Virunga's landscapes are so varied they seem to belong to different continents. In the south, the Virunga volcanoes anchor the park -- including Nyiragongo, whose summit contains one of the world's largest and most active lava lakes. At night, the glow is visible for miles, a deep orange pulse against the equatorial darkness. Climbers can reach the crater rim in under six hours and sleep in small cabanas at the edge, watching molten rock churn below. In the far north, the Rwenzori Mountains -- Ptolemy's legendary "Mountains of the Moon" -- rise to snow-capped peaks on the Ugandan border, reachable via multi-day treks through alpine moorland. Between the volcanoes and the snowcaps lie lowland tropical forest, savannah plains, river systems, papyrus swamps, and the shores of Lake Edward, where hippos once numbered over 20,000 and are slowly recovering.
The biodiversity packed into Virunga's boundaries is staggering. Mountain gorillas inhabit the southern montane forests alongside chimpanzees, golden monkeys, blue monkeys, and black-and-white colobus. Forest elephants and buffalo move through the mist. The central savannah supports lions, leopards, hyenas, topi, kob, and warthog. And in the deep Congolese forest to the north lives the okapi -- the forest giraffe, so elusive it was not known to Western science until 1901. The park's habitats range from equatorial lowland forest to alpine glacier, creating ecological niches that exist nowhere else in such close proximity. This is not a single ecosystem with a visitor center. It is an entire continent's worth of biodiversity compressed into one contested, dangerous, fiercely defended park.
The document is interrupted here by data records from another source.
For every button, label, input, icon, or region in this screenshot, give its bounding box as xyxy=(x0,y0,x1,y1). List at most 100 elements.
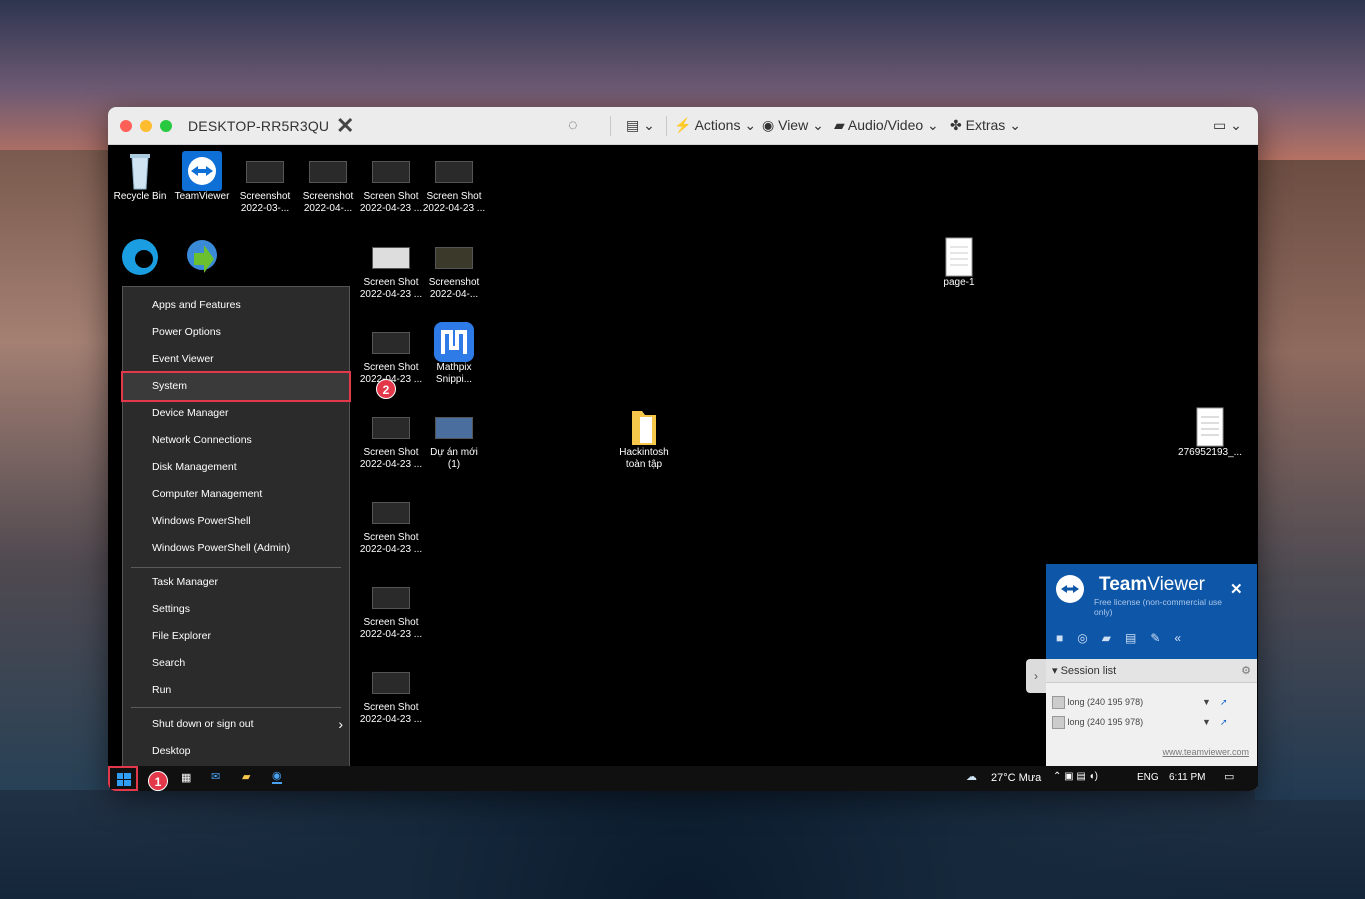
menu-item-file-explorer[interactable]: File Explorer xyxy=(123,623,351,650)
desktop-icon-screenshot-8[interactable]: Screen Shot 2022-04-23 ... xyxy=(359,407,423,471)
teamviewer-link[interactable]: www.teamviewer.com xyxy=(1162,747,1249,757)
triangle-down-icon[interactable]: ▼ xyxy=(1202,694,1211,710)
desktop-icon-idm[interactable] xyxy=(170,237,234,277)
menu-item-settings[interactable]: Settings xyxy=(123,596,351,623)
notification-icon[interactable]: ▭ xyxy=(1224,770,1234,783)
desktop-icon-recycle-bin[interactable]: Recycle Bin xyxy=(108,151,172,203)
headset-icon[interactable]: ◎ xyxy=(1077,631,1101,645)
triangle-down-icon[interactable]: ▼ xyxy=(1202,714,1211,730)
actions-label: Actions xyxy=(694,117,741,133)
panel-expand-icon[interactable]: › xyxy=(1026,659,1046,693)
view-menu[interactable]: ◉ View ⌄ xyxy=(762,117,824,134)
desktop-icon-edge[interactable] xyxy=(108,237,172,277)
icon-label: 2022-04-23 ... xyxy=(359,629,423,640)
lightning-icon: ⚡ xyxy=(674,117,692,133)
actions-menu[interactable]: ⚡ Actions ⌄ xyxy=(674,117,756,134)
menu-item-event-viewer[interactable]: Event Viewer xyxy=(123,346,351,373)
icon-label: 2022-04-23 ... xyxy=(359,289,423,300)
close-window-button[interactable] xyxy=(120,120,132,132)
menu-item-network-connections[interactable]: Network Connections xyxy=(123,427,351,454)
language-indicator[interactable]: ENG xyxy=(1137,772,1159,783)
session-list-header[interactable]: ▾ Session list ⚙ xyxy=(1046,659,1257,683)
menu-item-windows-powershell-admin[interactable]: Windows PowerShell (Admin) xyxy=(123,535,351,562)
desktop-icon-screenshot-10[interactable]: Screen Shot 2022-04-23 ... xyxy=(359,577,423,641)
desktop-icon-screenshot-1[interactable]: Screenshot 2022-03-... xyxy=(233,151,297,215)
menu-item-windows-powershell[interactable]: Windows PowerShell xyxy=(123,508,351,535)
menu-item-apps-and-features[interactable]: Apps and Features xyxy=(123,292,351,319)
icon-label: 276952193_... xyxy=(1178,447,1242,458)
image-thumbnail-icon xyxy=(372,332,410,354)
minimize-window-button[interactable] xyxy=(140,120,152,132)
menu-item-desktop[interactable]: Desktop xyxy=(123,738,351,765)
menu-item-label: Shut down or sign out xyxy=(152,718,254,730)
icon-label: TeamViewer xyxy=(174,191,230,202)
menu-item-task-manager[interactable]: Task Manager xyxy=(123,569,351,596)
tools-icon[interactable]: ✎ xyxy=(1150,631,1174,645)
menu-item-disk-management[interactable]: Disk Management xyxy=(123,454,351,481)
menu-item-shut-down[interactable]: Shut down or sign out › xyxy=(123,711,351,738)
close-session-icon[interactable]: ✕ xyxy=(336,113,354,139)
user-icon xyxy=(1052,696,1065,710)
image-thumbnail-icon xyxy=(372,502,410,524)
desktop-icon-screenshot-3[interactable]: Screen Shot 2022-04-23 ... xyxy=(359,151,423,215)
desktop-icon-screenshot-6[interactable]: Screenshot 2022-04-... xyxy=(422,237,486,301)
panel-tools: ■◎▰▤✎« xyxy=(1056,631,1195,645)
menu-item-power-options[interactable]: Power Options xyxy=(123,319,351,346)
image-thumbnail-icon xyxy=(309,161,347,183)
menu-item-run[interactable]: Run xyxy=(123,677,351,704)
teamviewer-panel: TeamViewer Free license (non-commercial … xyxy=(1046,564,1257,791)
teamviewer-window: DESKTOP-RR5R3QU ✕ ◌ ▤ ⌄ ⚡ Actions ⌄ ◉ Vi… xyxy=(108,107,1258,791)
maximize-window-button[interactable] xyxy=(160,120,172,132)
teamviewer-taskbar-icon[interactable]: ◉ xyxy=(272,769,282,784)
file-explorer-icon[interactable]: ▰ xyxy=(242,770,250,783)
cursor-icon[interactable]: ➚ xyxy=(1220,694,1228,710)
menu-item-computer-management[interactable]: Computer Management xyxy=(123,481,351,508)
gear-icon[interactable]: ⚙ xyxy=(1241,659,1251,683)
license-text: Free license (non-commercial use only) xyxy=(1094,597,1223,617)
clipboard-menu[interactable]: ▤ ⌄ xyxy=(626,117,655,134)
icon-label: Mathpix xyxy=(436,362,472,373)
menu-item-system[interactable]: System xyxy=(121,371,351,402)
files-icon[interactable]: ▤ xyxy=(1125,631,1150,645)
chevron-right-icon: › xyxy=(338,716,343,732)
cursor-icon[interactable]: ➚ xyxy=(1220,714,1228,730)
collapse-icon[interactable]: « xyxy=(1174,631,1195,645)
desktop-icon-teamviewer[interactable]: TeamViewer xyxy=(170,151,234,203)
tray-icons[interactable]: ⌃ ▣ ▤ ◖) xyxy=(1053,771,1098,782)
desktop-icon-screenshot-4[interactable]: Screen Shot 2022-04-23 ... xyxy=(422,151,486,215)
clock[interactable]: 6:11 PM xyxy=(1169,772,1206,783)
desktop-icon-screenshot-7[interactable]: Screen Shot 2022-04-23 ... xyxy=(359,322,423,386)
start-button[interactable] xyxy=(108,766,138,791)
session-name: long (240 195 978) xyxy=(1067,697,1144,707)
desktop-icon-276952193[interactable]: 276952193_... xyxy=(1178,407,1242,459)
video-icon[interactable]: ■ xyxy=(1056,631,1077,645)
desktop-icon-du-an-moi[interactable]: Dự án mới (1) xyxy=(422,407,486,471)
icon-label: Screen Shot xyxy=(363,702,419,713)
recycle-bin-icon xyxy=(118,151,162,190)
desktop-icon-screenshot-5[interactable]: Screen Shot 2022-04-23 ... xyxy=(359,237,423,301)
desktop-icon-hackintosh[interactable]: Hackintosh toàn tập xyxy=(612,407,676,471)
icon-label: Snippi... xyxy=(435,374,473,385)
desktop-icon-mathpix[interactable]: Mathpix Snippi... xyxy=(422,322,486,386)
desktop-icon-screenshot-9[interactable]: Screen Shot 2022-04-23 ... xyxy=(359,492,423,556)
audio-video-label: Audio/Video xyxy=(847,117,924,133)
extras-menu[interactable]: ✤ Extras ⌄ xyxy=(950,117,1021,134)
terminal-menu[interactable]: ▭ ⌄ xyxy=(1213,117,1242,134)
mail-icon[interactable]: ✉ xyxy=(211,770,220,783)
weather-text[interactable]: 27°C Mưa xyxy=(991,772,1041,784)
store-icon[interactable]: ▦ xyxy=(181,771,191,784)
desktop-icon-screenshot-11[interactable]: Screen Shot 2022-04-23 ... xyxy=(359,662,423,726)
session-row[interactable]: long (240 195 978) ▼ ➚ xyxy=(1052,714,1252,730)
audio-video-menu[interactable]: ▰ Audio/Video ⌄ xyxy=(834,117,939,134)
winx-context-menu: Apps and Features Power Options Event Vi… xyxy=(121,286,351,772)
desktop-icon-screenshot-2[interactable]: Screenshot 2022-04-... xyxy=(296,151,360,215)
icon-label: Screenshot xyxy=(428,277,480,288)
session-row[interactable]: long (240 195 978) ▼ ➚ xyxy=(1052,694,1252,710)
icon-label: 2022-04-... xyxy=(429,289,479,300)
desktop-icon-page-1[interactable]: page-1 xyxy=(927,237,991,289)
chat-icon[interactable]: ▰ xyxy=(1102,631,1125,645)
close-icon[interactable]: ✕ xyxy=(1230,580,1243,598)
image-thumbnail-icon xyxy=(372,417,410,439)
menu-item-search[interactable]: Search xyxy=(123,650,351,677)
menu-item-device-manager[interactable]: Device Manager xyxy=(123,400,351,427)
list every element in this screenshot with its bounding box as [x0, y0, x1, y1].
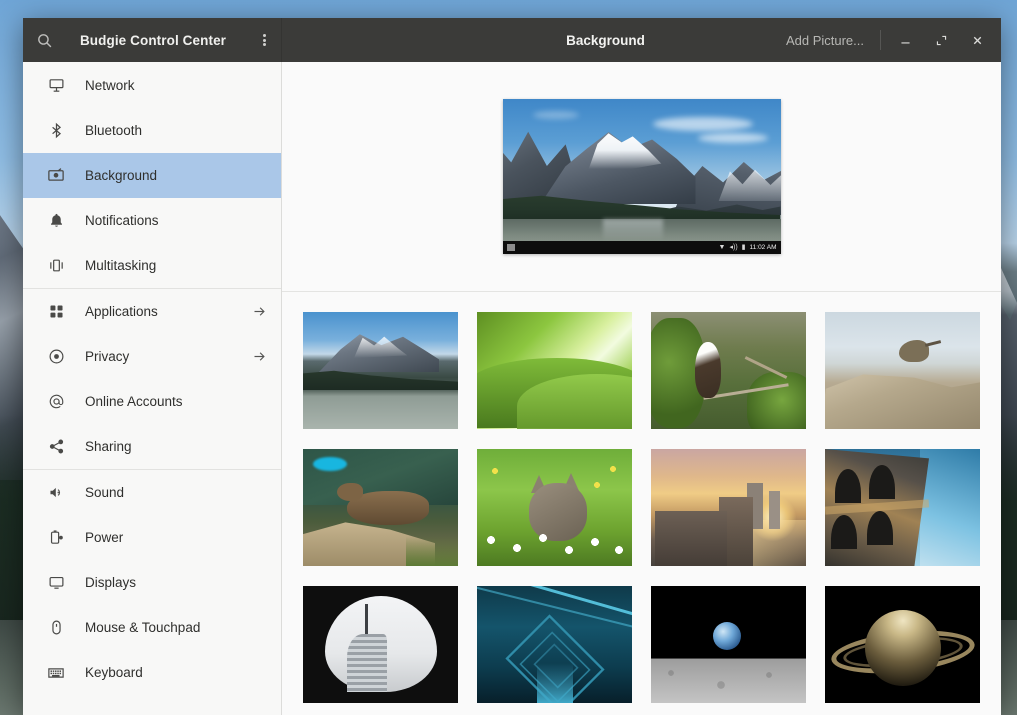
multitasking-icon [43, 257, 69, 274]
preview-reflection [602, 219, 663, 241]
at-sign-icon [43, 393, 69, 410]
preview-cloud [532, 111, 579, 119]
content-area: ▼ ◂)) ▮ 11:02 AM [282, 62, 1001, 715]
sidebar-item-label: Displays [85, 575, 137, 590]
preview-taskbar: ▼ ◂)) ▮ 11:02 AM [502, 241, 781, 254]
app-title: Budgie Control Center [79, 32, 227, 48]
background-icon [43, 167, 69, 185]
speaker-icon [43, 484, 69, 501]
arrow-right-icon [252, 304, 267, 319]
wallpaper-grid-scroll[interactable] [282, 292, 1001, 715]
wallpaper-thumbnail-saturn[interactable] [825, 586, 980, 703]
sidebar-item-online-accounts[interactable]: Online Accounts [23, 379, 281, 424]
close-icon[interactable] [959, 18, 995, 62]
sidebar-item-label: Bluetooth [85, 123, 143, 138]
sidebar-item-sound[interactable]: Sound [23, 470, 281, 515]
sidebar-item-keyboard[interactable]: Keyboard [23, 650, 281, 695]
sidebar-item-label: Mouse & Touchpad [85, 620, 201, 635]
sidebar-item-label: Applications [85, 304, 158, 319]
titlebar-left: Budgie Control Center [23, 18, 282, 62]
sidebar-item-mouse-touchpad[interactable]: Mouse & Touchpad [23, 605, 281, 650]
sidebar-item-label: Background [85, 168, 158, 183]
share-icon [43, 438, 69, 455]
sidebar-item-multitasking[interactable]: Multitasking [23, 243, 281, 288]
sidebar-item-privacy[interactable]: Privacy [23, 334, 281, 379]
sidebar-item-label: Power [85, 530, 124, 545]
keyboard-icon [43, 664, 69, 682]
sidebar-item-label: Network [85, 78, 135, 93]
wallpaper-thumbnail-mountain-lake[interactable] [303, 312, 458, 429]
add-picture-button[interactable]: Add Picture... [772, 33, 878, 48]
bluetooth-icon [43, 122, 69, 139]
wallpaper-thumbnail-city-sunrise[interactable] [651, 449, 806, 566]
volume-icon: ◂)) [729, 244, 738, 251]
sidebar-item-displays[interactable]: Displays [23, 560, 281, 605]
battery-icon: ▮ [741, 244, 746, 251]
window-body: Network Bluetooth Background Notifications M… [23, 62, 1001, 715]
privacy-icon [43, 348, 69, 365]
wallpaper-thumbnail-bird-on-rock[interactable] [825, 312, 980, 429]
sidebar-item-label: Sharing [85, 439, 132, 454]
bell-icon [43, 212, 69, 229]
sidebar-item-notifications[interactable]: Notifications [23, 198, 281, 243]
display-icon [43, 574, 69, 591]
control-center-window: Budgie Control Center Background Add Pic… [23, 18, 1001, 715]
sidebar-item-background[interactable]: Background [23, 153, 281, 198]
grid-apps-icon [43, 303, 69, 320]
sidebar-item-label: Multitasking [85, 258, 157, 273]
desktop: Budgie Control Center Background Add Pic… [0, 0, 1017, 715]
wallpaper-thumbnail-green-hills[interactable] [477, 312, 632, 429]
sidebar-item-label: Notifications [85, 213, 159, 228]
preview-area: ▼ ◂)) ▮ 11:02 AM [282, 62, 1001, 292]
desktop-preview[interactable]: ▼ ◂)) ▮ 11:02 AM [502, 99, 781, 254]
sidebar-item-sharing[interactable]: Sharing [23, 424, 281, 469]
wallpaper-thumbnail-kitten-in-daisies[interactable] [477, 449, 632, 566]
sidebar-item-network[interactable]: Network [23, 63, 281, 108]
wallpaper-thumbnail-osprey-on-branch[interactable] [651, 312, 806, 429]
maximize-icon[interactable] [923, 18, 959, 62]
wallpaper-thumbnail-otters[interactable] [303, 449, 458, 566]
wallpaper-thumbnail-blue-tunnel[interactable] [477, 586, 632, 703]
wallpaper-thumbnail-earthrise[interactable] [651, 586, 806, 703]
preview-menu-icon [506, 244, 515, 251]
wallpaper-thumbnail-tower-from-below[interactable] [303, 586, 458, 703]
titlebar: Budgie Control Center Background Add Pic… [23, 18, 1001, 62]
preview-cloud [652, 117, 753, 131]
sidebar-item-label: Keyboard [85, 665, 143, 680]
sidebar-item-applications[interactable]: Applications [23, 289, 281, 334]
sidebar-item-label: Online Accounts [85, 394, 183, 409]
preview-tray: ▼ ◂)) ▮ 11:02 AM [719, 244, 777, 251]
sidebar: Network Bluetooth Background Notifications M… [23, 62, 282, 715]
wifi-icon: ▼ [718, 244, 726, 251]
network-icon [43, 77, 69, 94]
titlebar-right: Background Add Picture... [282, 18, 1001, 62]
search-icon[interactable] [23, 18, 65, 62]
sidebar-item-bluetooth[interactable]: Bluetooth [23, 108, 281, 153]
wallpaper-thumbnail-colosseum[interactable] [825, 449, 980, 566]
minimize-icon[interactable] [887, 18, 923, 62]
mouse-icon [43, 619, 69, 636]
sidebar-item-label: Sound [85, 485, 125, 500]
battery-icon [43, 529, 69, 546]
sidebar-item-power[interactable]: Power [23, 515, 281, 560]
preview-cloud [697, 133, 768, 143]
arrow-right-icon [252, 349, 267, 364]
wallpaper-grid [282, 312, 1001, 715]
window-actions: Add Picture... [772, 18, 1001, 62]
divider [880, 30, 881, 50]
preview-clock: 11:02 AM [749, 244, 777, 251]
sidebar-item-label: Privacy [85, 349, 130, 364]
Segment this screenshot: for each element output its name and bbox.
Tourism has returned to Virunga, growing from zero visitors in 2008 to approximately 2,000 by 2010, with numbers increasing since. Gorilla permits cost less here than in Rwanda or Uganda, and the visits tend to be more intimate -- smaller groups, fewer tourists. But Virunga remains a park defined by its security reality. Visitors are escorted by armed rangers. Transport is arranged through the park to avoid ambush-prone roads. The park goes through periods of closure when conflict flares, and travelers must check current conditions before booking. None of this is hypothetical: in May 2018, a ranger was killed and two tourists kidnapped, leading to an extended closure. What keeps Virunga alive is not tourism revenue or international donations, though both help. It is the conviction of its staff that the park is worth dying for -- a conviction that more than 200 of them have proved.
Located at approximately 0.50S, 29.50E, Virunga stretches along the eastern DRC border from the Virunga volcanoes in the south to the Rwenzori Mountains in the north -- a span of roughly 300 km. Nyiragongo volcano (3,470 m) is identifiable from altitude by the orange glow of its lava lake at night. The Rwenzori range (up to 5,109 m at Margherita Peak) may carry snow year-round. Lake Edward is visible from cruising altitude as a large body of water on the park's northern boundary. Nearest major airports: Goma International Airport (FZNA) on the southern edge; Beni Mavivi Airport for the northern sector. Kigali (HRYR) in Rwanda and Entebbe (HUEN) in Uganda are the main international gateways.